We speak glibly of Shenzhen as a “global city” and of the importance of “globalization”, drawing attention to “economic forces” and “Chinese politics”. Indeed, these simple phrases help us manage the alienating and dissonant fallout of truly thinking about what it means that our everyday lives stretch out across networks we do not fully see and dependent upon processes we cannot predict, let alone control.

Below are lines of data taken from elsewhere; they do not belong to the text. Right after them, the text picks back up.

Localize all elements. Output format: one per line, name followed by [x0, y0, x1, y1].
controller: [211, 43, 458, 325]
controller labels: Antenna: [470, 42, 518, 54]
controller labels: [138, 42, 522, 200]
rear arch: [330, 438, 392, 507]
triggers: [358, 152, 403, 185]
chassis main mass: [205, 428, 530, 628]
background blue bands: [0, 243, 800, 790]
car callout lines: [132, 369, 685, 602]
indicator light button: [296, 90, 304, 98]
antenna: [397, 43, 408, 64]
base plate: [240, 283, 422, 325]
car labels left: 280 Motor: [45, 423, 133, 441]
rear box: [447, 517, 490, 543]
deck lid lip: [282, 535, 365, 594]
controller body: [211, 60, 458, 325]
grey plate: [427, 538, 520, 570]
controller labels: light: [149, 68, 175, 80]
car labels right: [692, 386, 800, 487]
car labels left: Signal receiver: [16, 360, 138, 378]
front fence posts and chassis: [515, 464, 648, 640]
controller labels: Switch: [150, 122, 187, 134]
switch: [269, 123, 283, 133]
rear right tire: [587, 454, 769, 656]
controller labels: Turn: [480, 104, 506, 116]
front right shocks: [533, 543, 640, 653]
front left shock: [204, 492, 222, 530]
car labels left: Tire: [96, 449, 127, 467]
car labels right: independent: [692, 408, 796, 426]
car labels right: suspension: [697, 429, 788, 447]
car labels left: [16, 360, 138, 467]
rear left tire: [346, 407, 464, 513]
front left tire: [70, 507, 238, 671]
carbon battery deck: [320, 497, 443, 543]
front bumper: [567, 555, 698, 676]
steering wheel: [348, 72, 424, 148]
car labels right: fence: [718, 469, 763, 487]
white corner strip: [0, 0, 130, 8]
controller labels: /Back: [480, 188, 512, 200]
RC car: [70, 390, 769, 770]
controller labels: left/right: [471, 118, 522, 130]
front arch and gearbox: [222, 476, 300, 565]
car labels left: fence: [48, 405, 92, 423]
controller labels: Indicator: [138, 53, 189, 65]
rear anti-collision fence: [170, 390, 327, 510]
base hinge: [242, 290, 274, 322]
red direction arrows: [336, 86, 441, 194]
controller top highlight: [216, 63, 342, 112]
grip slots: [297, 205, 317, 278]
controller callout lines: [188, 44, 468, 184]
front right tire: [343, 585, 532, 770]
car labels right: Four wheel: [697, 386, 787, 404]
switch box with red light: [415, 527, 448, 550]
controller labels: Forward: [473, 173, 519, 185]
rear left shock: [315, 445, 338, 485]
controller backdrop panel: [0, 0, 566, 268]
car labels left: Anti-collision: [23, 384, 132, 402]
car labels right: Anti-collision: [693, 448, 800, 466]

Yesterday, for example, I walked from the Shenzhen Bay Checkpoint to my house on Shekou Industry #8 Street. I passed several hundred cross-border pre-schoolers and elementary students on their way home, another Shenzhen Bay development project (north on Dongbin Road), and a clean collection plastic container to collect clothing donations for poor and/or destitute areas of the interior (neidi). Globalized footsteps indeed. Each of these events represented individual and/or collective attempts to navigate and use international and domestic borders. We can speculate on why parents might send their young children on hour-long treks from Shenzhen to Hong Kong. We can provide Marxist analysis for land reclamation and real estate development in Shenzhen Bay. We can note the rise of philanthropy as Shenzhen’s middle class solidifies its self-identity as caring for neidi communities. But at every twist of thought, the totality of what the city might or might not be, slips away and we resort to chasing the next idea that bumps awareness.
The earth feels solid. The concrete reflects south Chinese heat. The tacky red heart symbolizes an actual desire to improve the world. There is a here and now that seems reliable, until we start thinking. And then, once again, a massive, unwieldy mess of global cogitation distorts the all too ordinary edges of everyday life and we suddenly suspect that life really might be elsewhere.